Le ore scolastiche, essendo la prima giornata a scuola, terminarono pressoché presto e, in seguito ad aver salutato quel piccolo ragazzino che brontolava, andai diretto verso l'ospedale. Certo, anche io avrei preferito passare ogni mio minuto di quel pomeriggio con Jimin, da qualche parte per la città, a mangiare un gelato o semplicemente camminare un po', ma non mi era stato possibile: a mio padre non si disobbedisce mai.

Raccolsi allora la poca voglia di vivere che mi era rimasta in corpo e, con lo zaino nero sulla spalla destra e le mani in tasca, arrivai all'ospedale. Mio padre, il dottor Min, era uno dei più prestigiosi medici di quell'intera struttura e tutti lo veneravano. Tutti tranne me, ovviamente.

Ero obbligato a trascorrere i pomeriggi là, a seguirlo e "imparare" il mestiere, come se guardare un medico fare una normalissima visita potesse aiutarmi ad acquisire il lavoro. Inoltre, non avevo mai covato la passione per quella disciplina, ma mio padre non aveva mai sentito ragioni e mi obbligava, dovevo fare come lui diceva se volevo tenere un tetto sulla testa ed avere da mangiare qualcosa di caldo.

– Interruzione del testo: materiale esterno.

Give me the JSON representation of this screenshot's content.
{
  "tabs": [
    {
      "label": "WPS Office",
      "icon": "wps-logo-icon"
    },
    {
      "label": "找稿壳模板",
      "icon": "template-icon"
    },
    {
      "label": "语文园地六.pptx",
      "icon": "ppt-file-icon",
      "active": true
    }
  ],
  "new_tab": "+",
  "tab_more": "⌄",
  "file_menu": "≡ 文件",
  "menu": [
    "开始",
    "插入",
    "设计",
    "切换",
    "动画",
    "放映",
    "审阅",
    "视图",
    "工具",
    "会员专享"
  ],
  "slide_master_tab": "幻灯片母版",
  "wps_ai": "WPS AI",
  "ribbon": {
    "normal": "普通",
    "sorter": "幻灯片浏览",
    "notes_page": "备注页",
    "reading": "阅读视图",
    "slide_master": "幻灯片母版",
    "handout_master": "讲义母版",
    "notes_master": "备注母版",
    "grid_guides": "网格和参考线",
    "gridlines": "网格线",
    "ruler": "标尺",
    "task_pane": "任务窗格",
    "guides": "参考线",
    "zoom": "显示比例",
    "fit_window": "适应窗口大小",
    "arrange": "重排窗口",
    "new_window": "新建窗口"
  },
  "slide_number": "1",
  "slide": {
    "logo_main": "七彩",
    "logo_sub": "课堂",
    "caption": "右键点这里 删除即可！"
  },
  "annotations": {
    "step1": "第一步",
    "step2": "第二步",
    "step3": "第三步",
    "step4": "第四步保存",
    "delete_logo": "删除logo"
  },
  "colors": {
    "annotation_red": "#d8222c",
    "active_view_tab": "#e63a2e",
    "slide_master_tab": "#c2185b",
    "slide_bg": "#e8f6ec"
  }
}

Per non parlare poi della mia natura bisessuale, lui non ne era a conoscenza, tremendamente contrario ad ogni amore che non fosse quello "normale". Chiamava "malati, pazzi" le persone omosessuali e sinceramente, non lo tenevo nascosto tanto per lui, ma più per mia madre, una donna classica, dalla mentalità limitata che mi aveva sempre protetto qualsiasi disastro avessi mai combinato.

Che poi...che razza di medico è uno che ritiene pazzo una persona che ama qualcuno dello stesso sesso?

Sospirai infastidito appena giunsi al suo ufficio, restai sulla porta controllando all'interno discretamente e non lo trovai come al solito dietro la scrivania.

«Cerchi tuo padre, Yoongi?» domandò, notandomi pietrificato sulla soglia della stanzetta, un'infermiera. La riconobbi e le rivolsi un leggero sorriso per poi annuire. Lei ricambiò il sorriso, continuando poi a parlare: «Oggi è impegnato in un caso impegnativo...Non potrà portarti con sé, quindi mi ha riferito di portarti con me.»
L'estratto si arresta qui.